I don't blame anyone using spinning HDDs in their retro builds. But CF cards are way more practical in many ways. The best thing is that with an angle pin connector I can install it directly on the controller without wiring any ugly ribbon cables around
I run a Mach32 and that same Promise IO card at 50MHz VLB with no wait states on OPTi 82C895 based motherboard, it runs pretty nicely but I need 10ns cache to maximise the performance on CPU end.
Not a good idea. Microdrives were made to be used for a maximum of 4 hours a day. They were for digital cameras mainly, not for computers. Even when being used 4h/day, they have a very short life-time.
I can somewhat notice the difference between v5 and v6. Especially when copying files, starting Windows, etc. Progress bars when installing software run faster, etc.
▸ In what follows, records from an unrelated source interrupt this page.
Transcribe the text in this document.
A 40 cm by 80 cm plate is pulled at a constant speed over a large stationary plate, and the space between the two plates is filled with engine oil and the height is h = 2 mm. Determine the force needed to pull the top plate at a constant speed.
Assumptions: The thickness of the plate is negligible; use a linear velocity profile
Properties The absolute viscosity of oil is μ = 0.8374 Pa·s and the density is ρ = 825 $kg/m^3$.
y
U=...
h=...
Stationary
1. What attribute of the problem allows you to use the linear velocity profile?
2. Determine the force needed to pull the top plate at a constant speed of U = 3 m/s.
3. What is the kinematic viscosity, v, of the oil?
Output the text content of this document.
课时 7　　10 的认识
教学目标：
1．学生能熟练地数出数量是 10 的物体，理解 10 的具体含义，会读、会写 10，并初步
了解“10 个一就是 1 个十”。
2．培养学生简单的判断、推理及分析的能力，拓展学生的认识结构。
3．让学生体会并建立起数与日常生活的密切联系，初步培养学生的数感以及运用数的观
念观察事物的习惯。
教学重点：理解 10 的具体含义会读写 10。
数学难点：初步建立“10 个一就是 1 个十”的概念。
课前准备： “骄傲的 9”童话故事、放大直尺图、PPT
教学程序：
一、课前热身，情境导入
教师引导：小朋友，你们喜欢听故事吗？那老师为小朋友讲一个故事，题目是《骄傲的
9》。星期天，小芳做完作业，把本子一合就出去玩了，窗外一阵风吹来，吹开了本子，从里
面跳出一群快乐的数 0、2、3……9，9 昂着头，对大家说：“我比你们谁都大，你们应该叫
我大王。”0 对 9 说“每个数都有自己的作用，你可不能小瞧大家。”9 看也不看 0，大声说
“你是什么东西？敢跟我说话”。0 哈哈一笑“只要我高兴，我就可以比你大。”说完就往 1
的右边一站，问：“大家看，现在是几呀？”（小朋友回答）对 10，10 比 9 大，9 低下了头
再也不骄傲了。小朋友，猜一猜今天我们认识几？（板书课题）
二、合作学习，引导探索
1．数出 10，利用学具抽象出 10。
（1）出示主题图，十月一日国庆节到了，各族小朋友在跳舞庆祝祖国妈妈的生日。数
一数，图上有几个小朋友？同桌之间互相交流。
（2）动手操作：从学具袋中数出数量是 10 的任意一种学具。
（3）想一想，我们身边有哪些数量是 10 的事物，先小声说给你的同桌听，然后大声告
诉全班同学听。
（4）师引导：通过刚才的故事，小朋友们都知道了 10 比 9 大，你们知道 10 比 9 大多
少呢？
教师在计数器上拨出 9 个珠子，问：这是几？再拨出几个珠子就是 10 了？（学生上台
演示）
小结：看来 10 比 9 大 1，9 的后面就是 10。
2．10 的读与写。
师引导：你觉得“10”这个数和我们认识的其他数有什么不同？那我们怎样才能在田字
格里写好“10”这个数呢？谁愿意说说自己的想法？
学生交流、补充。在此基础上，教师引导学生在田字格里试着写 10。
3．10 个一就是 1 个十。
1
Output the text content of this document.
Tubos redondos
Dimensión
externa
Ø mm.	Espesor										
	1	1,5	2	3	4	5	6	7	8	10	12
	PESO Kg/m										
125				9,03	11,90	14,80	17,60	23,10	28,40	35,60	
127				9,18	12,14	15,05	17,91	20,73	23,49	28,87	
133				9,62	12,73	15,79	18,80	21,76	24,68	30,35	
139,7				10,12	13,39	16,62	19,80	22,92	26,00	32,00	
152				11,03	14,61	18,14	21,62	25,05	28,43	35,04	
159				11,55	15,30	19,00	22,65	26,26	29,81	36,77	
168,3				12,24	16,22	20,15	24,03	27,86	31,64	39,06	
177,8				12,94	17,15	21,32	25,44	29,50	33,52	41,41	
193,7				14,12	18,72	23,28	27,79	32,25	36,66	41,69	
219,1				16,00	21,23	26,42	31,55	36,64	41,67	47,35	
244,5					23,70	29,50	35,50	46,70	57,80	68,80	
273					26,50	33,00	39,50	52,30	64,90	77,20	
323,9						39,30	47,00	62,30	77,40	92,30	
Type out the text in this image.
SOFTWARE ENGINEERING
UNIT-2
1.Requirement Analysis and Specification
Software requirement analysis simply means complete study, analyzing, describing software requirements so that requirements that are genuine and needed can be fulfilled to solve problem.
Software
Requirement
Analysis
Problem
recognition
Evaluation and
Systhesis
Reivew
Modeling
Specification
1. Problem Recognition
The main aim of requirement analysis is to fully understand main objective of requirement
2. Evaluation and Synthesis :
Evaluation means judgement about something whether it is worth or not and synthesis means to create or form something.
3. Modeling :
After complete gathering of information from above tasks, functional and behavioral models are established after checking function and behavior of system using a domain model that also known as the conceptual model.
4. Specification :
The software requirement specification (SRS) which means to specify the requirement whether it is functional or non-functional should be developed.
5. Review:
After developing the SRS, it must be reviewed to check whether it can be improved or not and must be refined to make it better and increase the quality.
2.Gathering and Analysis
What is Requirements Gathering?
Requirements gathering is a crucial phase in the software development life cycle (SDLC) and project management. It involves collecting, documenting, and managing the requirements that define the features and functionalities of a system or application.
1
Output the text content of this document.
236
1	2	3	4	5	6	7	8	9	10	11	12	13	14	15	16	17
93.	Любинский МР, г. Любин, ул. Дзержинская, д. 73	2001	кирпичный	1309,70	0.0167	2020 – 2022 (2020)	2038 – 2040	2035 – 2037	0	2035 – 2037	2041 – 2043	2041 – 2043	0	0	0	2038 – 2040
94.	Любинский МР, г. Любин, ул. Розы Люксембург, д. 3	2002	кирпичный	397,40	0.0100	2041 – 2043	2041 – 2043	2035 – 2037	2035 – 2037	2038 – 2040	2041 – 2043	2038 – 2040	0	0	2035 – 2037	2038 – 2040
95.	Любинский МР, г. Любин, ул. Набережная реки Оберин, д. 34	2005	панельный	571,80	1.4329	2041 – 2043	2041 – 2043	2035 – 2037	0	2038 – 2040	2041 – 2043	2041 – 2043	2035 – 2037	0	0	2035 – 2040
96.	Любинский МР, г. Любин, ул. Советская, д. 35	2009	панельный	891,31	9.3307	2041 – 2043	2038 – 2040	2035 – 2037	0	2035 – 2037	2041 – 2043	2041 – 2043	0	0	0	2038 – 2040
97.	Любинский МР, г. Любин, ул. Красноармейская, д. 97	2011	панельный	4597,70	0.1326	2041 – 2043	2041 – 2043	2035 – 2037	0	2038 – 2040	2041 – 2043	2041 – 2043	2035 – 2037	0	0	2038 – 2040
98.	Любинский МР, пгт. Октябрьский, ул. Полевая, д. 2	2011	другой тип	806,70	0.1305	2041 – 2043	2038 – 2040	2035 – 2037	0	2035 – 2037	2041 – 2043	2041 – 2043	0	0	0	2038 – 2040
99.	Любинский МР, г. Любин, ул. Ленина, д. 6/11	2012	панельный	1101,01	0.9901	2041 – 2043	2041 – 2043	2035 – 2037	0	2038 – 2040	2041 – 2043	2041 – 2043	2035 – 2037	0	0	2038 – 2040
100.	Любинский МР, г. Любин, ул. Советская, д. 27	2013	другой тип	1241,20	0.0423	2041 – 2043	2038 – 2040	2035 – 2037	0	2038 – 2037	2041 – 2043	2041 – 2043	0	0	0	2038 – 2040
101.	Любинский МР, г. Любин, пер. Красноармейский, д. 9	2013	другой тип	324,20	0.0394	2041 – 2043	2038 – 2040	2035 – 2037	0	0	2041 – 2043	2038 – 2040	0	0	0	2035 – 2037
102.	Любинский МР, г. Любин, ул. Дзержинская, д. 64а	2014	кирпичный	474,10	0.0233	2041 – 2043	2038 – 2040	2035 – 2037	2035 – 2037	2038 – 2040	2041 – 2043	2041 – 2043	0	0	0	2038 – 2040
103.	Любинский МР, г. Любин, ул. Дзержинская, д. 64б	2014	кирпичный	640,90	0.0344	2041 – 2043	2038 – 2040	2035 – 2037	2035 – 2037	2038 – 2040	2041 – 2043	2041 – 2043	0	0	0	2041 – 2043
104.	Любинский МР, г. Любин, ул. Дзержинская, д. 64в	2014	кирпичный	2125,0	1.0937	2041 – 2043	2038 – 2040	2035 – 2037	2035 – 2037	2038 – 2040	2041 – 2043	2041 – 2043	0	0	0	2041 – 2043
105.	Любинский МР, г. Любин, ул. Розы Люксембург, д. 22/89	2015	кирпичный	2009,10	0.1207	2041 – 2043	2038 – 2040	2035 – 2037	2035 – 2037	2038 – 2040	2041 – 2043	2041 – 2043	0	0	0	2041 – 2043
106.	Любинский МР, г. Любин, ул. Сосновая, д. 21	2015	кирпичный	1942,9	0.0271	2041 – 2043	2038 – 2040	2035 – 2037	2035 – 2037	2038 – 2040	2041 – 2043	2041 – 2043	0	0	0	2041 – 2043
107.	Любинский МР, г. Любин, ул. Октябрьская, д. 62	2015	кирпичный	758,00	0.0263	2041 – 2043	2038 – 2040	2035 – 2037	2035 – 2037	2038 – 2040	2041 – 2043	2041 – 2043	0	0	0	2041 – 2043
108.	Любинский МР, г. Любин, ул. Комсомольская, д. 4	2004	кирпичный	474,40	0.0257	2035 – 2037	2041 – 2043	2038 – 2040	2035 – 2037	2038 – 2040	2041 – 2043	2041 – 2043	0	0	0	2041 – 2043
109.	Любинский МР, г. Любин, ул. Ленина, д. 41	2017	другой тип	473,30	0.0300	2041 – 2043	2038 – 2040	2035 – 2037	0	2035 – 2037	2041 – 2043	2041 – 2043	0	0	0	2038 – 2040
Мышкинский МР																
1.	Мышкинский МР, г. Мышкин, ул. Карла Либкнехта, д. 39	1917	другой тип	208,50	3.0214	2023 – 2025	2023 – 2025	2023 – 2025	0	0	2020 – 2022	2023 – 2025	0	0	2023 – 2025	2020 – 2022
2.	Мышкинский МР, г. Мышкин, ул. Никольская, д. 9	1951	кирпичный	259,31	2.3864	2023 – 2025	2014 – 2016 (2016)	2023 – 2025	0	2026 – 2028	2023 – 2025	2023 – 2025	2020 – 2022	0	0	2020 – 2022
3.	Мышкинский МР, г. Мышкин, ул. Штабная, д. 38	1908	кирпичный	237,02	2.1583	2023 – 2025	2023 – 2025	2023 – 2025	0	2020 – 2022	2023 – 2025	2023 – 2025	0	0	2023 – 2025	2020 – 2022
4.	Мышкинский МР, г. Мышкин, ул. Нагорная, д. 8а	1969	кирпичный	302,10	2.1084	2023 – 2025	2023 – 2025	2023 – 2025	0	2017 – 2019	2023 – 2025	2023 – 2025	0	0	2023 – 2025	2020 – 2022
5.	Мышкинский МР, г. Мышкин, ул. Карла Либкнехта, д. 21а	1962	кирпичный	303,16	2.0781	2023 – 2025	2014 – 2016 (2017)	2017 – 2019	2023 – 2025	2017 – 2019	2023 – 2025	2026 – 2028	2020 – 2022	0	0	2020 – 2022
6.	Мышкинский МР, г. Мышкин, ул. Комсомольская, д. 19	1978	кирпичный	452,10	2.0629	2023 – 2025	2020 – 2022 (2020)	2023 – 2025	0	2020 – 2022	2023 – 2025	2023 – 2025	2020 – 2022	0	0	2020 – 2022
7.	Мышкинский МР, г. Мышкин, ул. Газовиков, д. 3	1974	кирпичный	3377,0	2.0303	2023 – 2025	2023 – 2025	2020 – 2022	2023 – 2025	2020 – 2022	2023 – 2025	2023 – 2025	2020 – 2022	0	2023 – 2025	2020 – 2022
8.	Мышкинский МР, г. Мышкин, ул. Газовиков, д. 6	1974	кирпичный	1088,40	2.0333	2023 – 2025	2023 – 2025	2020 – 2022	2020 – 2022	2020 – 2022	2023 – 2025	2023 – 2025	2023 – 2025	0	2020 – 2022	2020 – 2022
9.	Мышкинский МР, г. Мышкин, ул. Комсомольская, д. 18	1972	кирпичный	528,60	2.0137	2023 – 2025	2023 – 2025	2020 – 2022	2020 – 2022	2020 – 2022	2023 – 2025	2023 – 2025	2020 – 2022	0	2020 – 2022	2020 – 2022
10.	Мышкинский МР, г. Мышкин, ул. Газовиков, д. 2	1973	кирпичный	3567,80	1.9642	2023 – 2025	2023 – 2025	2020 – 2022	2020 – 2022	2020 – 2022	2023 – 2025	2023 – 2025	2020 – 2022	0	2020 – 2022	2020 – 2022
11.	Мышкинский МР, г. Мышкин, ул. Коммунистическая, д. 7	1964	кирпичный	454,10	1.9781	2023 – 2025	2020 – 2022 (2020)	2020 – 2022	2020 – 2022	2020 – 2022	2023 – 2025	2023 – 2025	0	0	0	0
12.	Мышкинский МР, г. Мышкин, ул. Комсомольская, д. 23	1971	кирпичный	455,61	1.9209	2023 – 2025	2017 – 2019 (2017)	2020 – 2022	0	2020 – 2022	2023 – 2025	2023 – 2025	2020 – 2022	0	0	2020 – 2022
The Promise vs SCSIv6 difference is IMHO not noticeable outside of benchmarks. Both are 10x faster than a period correct spinning HDD. Both in transfer speed as well as "seek" time
I plan to test also different SD and CF cards. But I believe they won't make much difference.
I also tried ISA Adaptec AHA-1542CP to see how the benefit of SCSI on VL-Bus
The ISA with SCSI v6 can do 1636 kB/s at nominal ISA speeds (8.16 MHz, DMA clock at 1/2 speed). ISA overclocking (14 MHz, DMA at full speed) can push this to 1909 kB/s. Not bad, but much less than VL-Bus controllers.
Also found a slightly faster SD card (Lexar 1000x) which improves the maximum SCSI2SD v6 on AHA-2842A score to 7991 kB/s. Most likely that's the SCSI-2 bus or SCSI2SD v6 ceiling.
Interesting. Are you able to benchmark the scsi2sd v5 on the 1542cp? It would be beneficial to know if the v6 offers any improvement over v5 on the isa bus.
Plan your life wisely, you'll be dead before you know it.
The v5 has done about 1193 kB/s on AHA-2842 and 1000 kB/s on the AHA-1542CP (normal ISA speed). So the V5 is slower even on ISA.
However, that's with a different card as the v5 only takes micro-SD (and mine is average class10 rated) unlike the full-size SD (premium 95mb/s rated) on the v6. This could make some (small I hope) difference.
I will try to get one of these micro-SD to SD adapters and use the same card to see eliminate the card performance difference.